Photos courtesy of Robin Ha'O & Yvonne Resch

Ross Creek Cedars

      Entering the Ross Creek Cedars one’s senses come alive. Cool breezes carry the smell of cedar woods and the subtle scent of wild ginger. The deer moss and old man’s beard lichens waft and lead our eyes to colorful mushrooms growing on dead trees that give life. We hear the shriek of the Pileated woodpecker as she hunts insects on the columns of 600-1000 year old giants. All this and more to the background music of babbling Ross Creek.    
    A popular mellow hike in Kootenai Country, the one mile nature trail is a great family adventure for all including our senior citizens and is handicapped accessible.

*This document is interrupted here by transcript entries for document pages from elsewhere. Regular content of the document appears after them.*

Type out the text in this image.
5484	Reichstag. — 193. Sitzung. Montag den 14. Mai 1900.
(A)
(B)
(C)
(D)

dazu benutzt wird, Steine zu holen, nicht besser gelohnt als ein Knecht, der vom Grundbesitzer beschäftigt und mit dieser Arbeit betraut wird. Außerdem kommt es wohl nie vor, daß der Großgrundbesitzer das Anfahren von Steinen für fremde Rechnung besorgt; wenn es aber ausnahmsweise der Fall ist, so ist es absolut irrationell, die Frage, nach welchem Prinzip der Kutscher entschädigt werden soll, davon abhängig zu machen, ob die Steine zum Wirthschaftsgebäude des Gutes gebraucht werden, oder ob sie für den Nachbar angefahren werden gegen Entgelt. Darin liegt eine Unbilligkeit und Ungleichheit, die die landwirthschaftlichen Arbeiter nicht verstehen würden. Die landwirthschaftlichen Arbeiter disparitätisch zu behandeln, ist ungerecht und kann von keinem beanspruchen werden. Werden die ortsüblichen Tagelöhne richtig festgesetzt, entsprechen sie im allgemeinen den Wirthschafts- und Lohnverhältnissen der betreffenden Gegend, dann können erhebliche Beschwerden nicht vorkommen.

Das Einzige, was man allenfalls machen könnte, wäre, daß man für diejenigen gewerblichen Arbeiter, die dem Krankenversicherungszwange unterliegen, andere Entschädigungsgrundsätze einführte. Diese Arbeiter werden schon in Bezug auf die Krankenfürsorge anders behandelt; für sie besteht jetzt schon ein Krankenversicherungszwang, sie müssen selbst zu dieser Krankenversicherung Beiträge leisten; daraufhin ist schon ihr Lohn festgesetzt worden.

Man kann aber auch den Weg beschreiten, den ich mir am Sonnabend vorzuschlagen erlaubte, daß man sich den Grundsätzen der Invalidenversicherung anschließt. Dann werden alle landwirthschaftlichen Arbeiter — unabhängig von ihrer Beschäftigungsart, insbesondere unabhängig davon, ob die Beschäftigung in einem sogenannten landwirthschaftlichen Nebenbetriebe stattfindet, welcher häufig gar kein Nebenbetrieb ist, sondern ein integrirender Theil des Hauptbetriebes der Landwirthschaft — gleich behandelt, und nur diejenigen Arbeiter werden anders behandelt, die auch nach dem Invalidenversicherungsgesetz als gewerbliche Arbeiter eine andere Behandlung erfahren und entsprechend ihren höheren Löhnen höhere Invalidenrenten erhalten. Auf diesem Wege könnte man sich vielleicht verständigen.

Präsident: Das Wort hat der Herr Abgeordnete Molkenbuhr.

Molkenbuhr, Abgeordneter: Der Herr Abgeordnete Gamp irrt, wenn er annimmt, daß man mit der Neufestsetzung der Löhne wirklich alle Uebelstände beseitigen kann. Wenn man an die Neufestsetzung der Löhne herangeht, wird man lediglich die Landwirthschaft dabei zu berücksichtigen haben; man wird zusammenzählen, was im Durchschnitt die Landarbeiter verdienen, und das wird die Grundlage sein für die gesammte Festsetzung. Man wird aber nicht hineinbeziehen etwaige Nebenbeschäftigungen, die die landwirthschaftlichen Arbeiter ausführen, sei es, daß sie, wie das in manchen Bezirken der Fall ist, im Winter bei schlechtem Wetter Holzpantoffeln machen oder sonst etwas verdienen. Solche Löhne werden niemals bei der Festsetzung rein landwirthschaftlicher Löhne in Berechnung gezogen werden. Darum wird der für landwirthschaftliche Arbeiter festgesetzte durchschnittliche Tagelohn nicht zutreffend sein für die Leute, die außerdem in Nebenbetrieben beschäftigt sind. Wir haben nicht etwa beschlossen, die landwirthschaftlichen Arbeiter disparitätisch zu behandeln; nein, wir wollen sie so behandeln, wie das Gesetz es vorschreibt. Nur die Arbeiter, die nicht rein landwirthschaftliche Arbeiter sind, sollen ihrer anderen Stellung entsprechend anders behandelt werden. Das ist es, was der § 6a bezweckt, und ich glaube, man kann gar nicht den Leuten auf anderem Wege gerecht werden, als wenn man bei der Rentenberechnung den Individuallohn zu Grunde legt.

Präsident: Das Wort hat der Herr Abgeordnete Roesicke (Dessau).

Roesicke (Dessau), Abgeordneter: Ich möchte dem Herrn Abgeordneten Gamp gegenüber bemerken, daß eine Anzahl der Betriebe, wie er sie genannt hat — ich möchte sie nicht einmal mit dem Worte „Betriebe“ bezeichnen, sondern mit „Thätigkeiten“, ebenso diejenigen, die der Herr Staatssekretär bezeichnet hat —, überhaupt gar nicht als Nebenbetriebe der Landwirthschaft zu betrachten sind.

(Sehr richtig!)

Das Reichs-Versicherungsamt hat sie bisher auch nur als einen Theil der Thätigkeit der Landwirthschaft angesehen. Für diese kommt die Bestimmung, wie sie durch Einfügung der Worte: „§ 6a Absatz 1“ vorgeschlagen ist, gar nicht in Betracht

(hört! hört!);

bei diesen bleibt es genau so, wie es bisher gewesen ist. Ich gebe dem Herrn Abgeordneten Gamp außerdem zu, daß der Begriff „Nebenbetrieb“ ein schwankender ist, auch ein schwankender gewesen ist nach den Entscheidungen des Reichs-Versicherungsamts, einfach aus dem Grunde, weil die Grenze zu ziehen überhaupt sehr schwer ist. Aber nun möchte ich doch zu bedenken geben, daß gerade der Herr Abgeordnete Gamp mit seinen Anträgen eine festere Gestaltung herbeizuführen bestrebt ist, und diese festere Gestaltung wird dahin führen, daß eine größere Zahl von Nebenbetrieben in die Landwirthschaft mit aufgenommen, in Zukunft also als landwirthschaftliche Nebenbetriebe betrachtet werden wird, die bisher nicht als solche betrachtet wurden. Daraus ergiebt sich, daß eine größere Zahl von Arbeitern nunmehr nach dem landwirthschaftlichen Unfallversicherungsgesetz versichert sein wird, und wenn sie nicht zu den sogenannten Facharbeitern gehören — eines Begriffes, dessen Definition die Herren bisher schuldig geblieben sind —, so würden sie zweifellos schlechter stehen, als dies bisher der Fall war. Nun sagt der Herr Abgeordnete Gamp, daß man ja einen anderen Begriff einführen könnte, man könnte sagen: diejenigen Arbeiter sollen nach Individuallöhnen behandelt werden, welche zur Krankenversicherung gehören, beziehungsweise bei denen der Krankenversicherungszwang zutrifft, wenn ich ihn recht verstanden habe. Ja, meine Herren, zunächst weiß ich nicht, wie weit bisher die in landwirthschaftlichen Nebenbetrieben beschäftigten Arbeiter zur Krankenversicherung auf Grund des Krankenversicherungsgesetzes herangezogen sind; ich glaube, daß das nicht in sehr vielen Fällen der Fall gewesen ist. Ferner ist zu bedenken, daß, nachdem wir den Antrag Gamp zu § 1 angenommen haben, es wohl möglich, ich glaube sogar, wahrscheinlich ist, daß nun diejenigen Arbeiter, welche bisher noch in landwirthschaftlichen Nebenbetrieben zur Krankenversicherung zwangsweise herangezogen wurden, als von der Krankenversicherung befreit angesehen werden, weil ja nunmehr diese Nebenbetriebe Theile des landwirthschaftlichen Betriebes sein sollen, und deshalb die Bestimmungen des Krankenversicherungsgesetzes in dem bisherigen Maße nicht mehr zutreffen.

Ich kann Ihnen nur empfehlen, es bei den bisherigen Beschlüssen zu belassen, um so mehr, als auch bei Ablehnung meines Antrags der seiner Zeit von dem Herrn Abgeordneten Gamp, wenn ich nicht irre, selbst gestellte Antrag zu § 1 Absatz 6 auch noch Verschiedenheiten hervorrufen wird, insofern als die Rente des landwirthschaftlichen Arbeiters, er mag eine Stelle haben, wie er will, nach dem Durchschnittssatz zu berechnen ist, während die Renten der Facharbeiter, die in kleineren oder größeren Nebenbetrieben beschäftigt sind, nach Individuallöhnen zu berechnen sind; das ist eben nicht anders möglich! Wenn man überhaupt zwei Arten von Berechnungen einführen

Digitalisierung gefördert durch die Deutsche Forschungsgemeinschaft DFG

Hikers looking to expand and explore can also take the No. 142 trail which continues up the valley and trail No. 321 which heads up to the South Fork of Ross Creek past a waterfall and accesses Sawtooth Mountain. Professionally guided hikes are also offered by Friends of Scotchman Peaks and Montana Wilderness Association. Historically, our native bands of Kootenai and Salish tribes utilized the mature forests of this area to gather materials for square nosed canoes and cedar bark lodges. Native peoples also gathered edible and medicinal plants, edible mushrooms, and berries including wild raspberry, huckleberry, and goose berry.

    Early settlers, trappers, and Indians also harvested furbearers such as fisher, marten, and ermine for their warmth for winter clothing, decorative enhancement, and trading value. Evidence of early trapping sets and cedar shake camps can still be found. Traditional hunting occurred in these old growth stands of timber for woodland caribou, elk, and deer. The vegetation provided palatable forage and the dense tree canopy protection from the elements.
    To access the Ross Creek Cedars Scenic Area established in 1959, head west from Libby towards Troy on Highway 2 approximately 11-miles to the turnoff south at the rest area for Highway 56, otherwise known as the Bull River road. Go about 17-miles and look for the signs on the west side of the highway. If coming from Noxon or Heron, Montana, take the Bull River road (56) north from the intersection of Highway 200 approximately 16-miles and then road 398 west about 4-miles to the trailhead. Don’t forget to bring lunch and a camera! Our cedars area can do wonders to help you feel awake, alive, and at peace.